Amnesty International mengatakan telah mengumpulkan kesaksian mengerikan dan menganalisis rekaman yang mengungkap bagaimana militer Basij dan anggota Garda Revolusi membunuh ratusan pengunjuk rasa antara tanggal 15 hingga 18 November 2019.

“Penyebab kematian terbanyak yang dicatat oleh Amnesty terjadi akibat tembakan ke arah kepala, jantung, leher dan organ vital lainnya -- yang mengindikasikan bahwa pasukanan keamanan melakukan penembakan memang untuk membunuh,” jelas pihak Amnesty.

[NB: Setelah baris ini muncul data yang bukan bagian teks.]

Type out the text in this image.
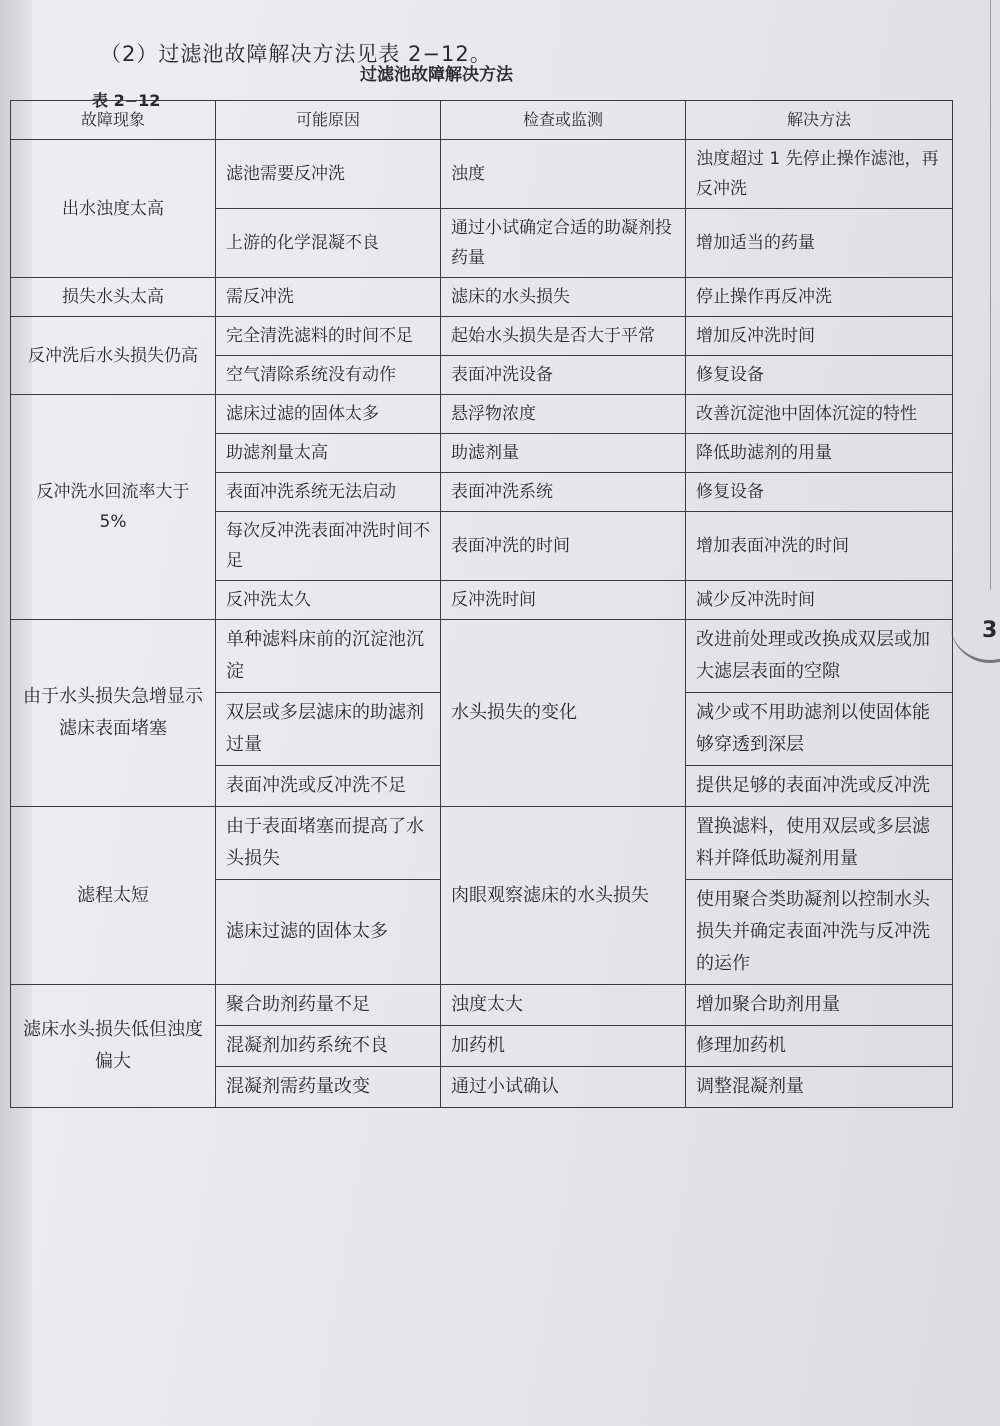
3
（2）过滤池故障解决方法见表 2−12。
过滤池故障解决方法
表 2−12
故障现象	可能原因	检查或监测	解决方法
出水浊度太高	滤池需要反冲洗	浊度	浊度超过 1 先停止操作滤池，再反冲洗
	上游的化学混凝不良	通过小试确定合适的助凝剂投药量	增加适当的药量
损失水头太高	需反冲洗	滤床的水头损失	停止操作再反冲洗
反冲洗后水头损失仍高	完全清洗滤料的时间不足	起始水头损失是否大于平常	增加反冲洗时间
	空气清除系统没有动作	表面冲洗设备	修复设备
反冲洗水回流率大于 5%	滤床过滤的固体太多	悬浮物浓度	改善沉淀池中固体沉淀的特性
	助滤剂量太高	助滤剂量	降低助滤剂的用量
	表面冲洗系统无法启动	表面冲洗系统	修复设备
	每次反冲洗表面冲洗时间不足	表面冲洗的时间	增加表面冲洗的时间
	反冲洗太久	反冲洗时间	减少反冲洗时间
由于水头损失急增显示滤床表面堵塞	单种滤料床前的沉淀池沉淀	水头损失的变化	改进前处理或改换成双层或加大滤层表面的空隙
	双层或多层滤床的助滤剂过量		减少或不用助滤剂以使固体能够穿透到深层
	表面冲洗或反冲洗不足		提供足够的表面冲洗或反冲洗
滤程太短	由于表面堵塞而提高了水头损失	肉眼观察滤床的水头损失	置换滤料，使用双层或多层滤料并降低助凝剂用量
	滤床过滤的固体太多		使用聚合类助凝剂以控制水头损失并确定表面冲洗与反冲洗的运作
滤床水头损失低但浊度偏大	聚合助剂药量不足	浊度太大	增加聚合助剂用量
	混凝剂加药系统不良	加药机	修理加药机
	混凝剂需药量改变	通过小试确认	调整混凝剂量
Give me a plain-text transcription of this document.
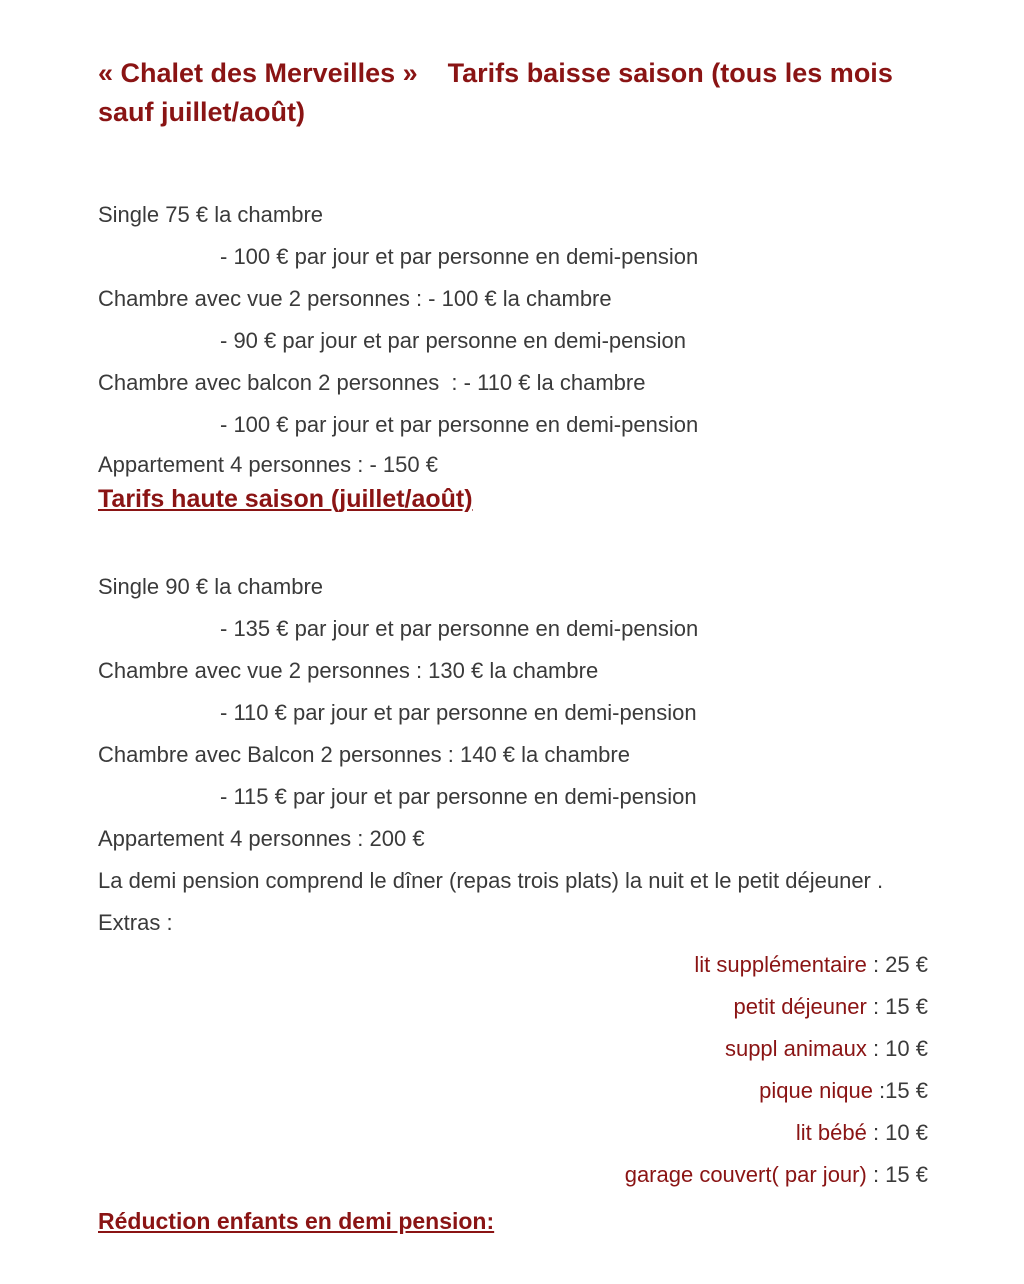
« Chalet des Merveilles » Tarifs baisse saison (tous les mois sauf juillet/août)

Single 75 € la chambre
- 100 € par jour et par personne en demi-pension
Chambre avec vue 2 personnes : - 100 € la chambre
- 90 € par jour et par personne en demi-pension
Chambre avec balcon 2 personnes  : - 110 € la chambre
- 100 € par jour et par personne en demi-pension
Appartement 4 personnes : - 150 €
Tarifs haute saison (juillet/août)
Single 90 € la chambre
- 135 € par jour et par personne en demi-pension
Chambre avec vue 2 personnes : 130 € la chambre
- 110 € par jour et par personne en demi-pension
Chambre avec Balcon 2 personnes : 140 € la chambre
- 115 € par jour et par personne en demi-pension
Appartement 4 personnes : 200 €
La demi pension comprend le dîner (repas trois plats) la nuit et le petit déjeuner .
Extras :
lit supplémentaire : 25 €
petit déjeuner : 15 €
suppl animaux : 10 €
pique nique :15 €
lit bébé : 10 €
garage couvert( par jour) : 15 €
Réduction enfants en demi pension:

Amnesty mengatakan, pihak berwenang menerapkan tindakan keras berskala besar yang dirancang untuk menanamkan rasa takut dan mencegah siapa pun untuk berbicara tentang apa yang sebenarnya terjadi.

"Pihak berwenang Iran melakukan tindakan keras menyusul terjadinya protes nasional pada 15 November, menangkap ribuan pengunjuk rasa serta wartawan, pembela HAM dan mahasiswa untuk menghentikan mereka berbicara tentang penindasan kejam Iran," ujar Amnesty.

Amnesty menyebutkan bahwa beberapa orang telah ditangkap di rumah sakit dan tidak mendapat perawatan medis yang diperlukan di dalam tahanan, sementara yang lainnya dijemput dari rumah dan tempat kerja mereka.

Amnesty menambahkan dalam kasus lain, para tahanan dihilangkan secara paksa, disiksa atau ditahan tanpa bisa berkomunikasi dengan keluarga dan kuasa hukum.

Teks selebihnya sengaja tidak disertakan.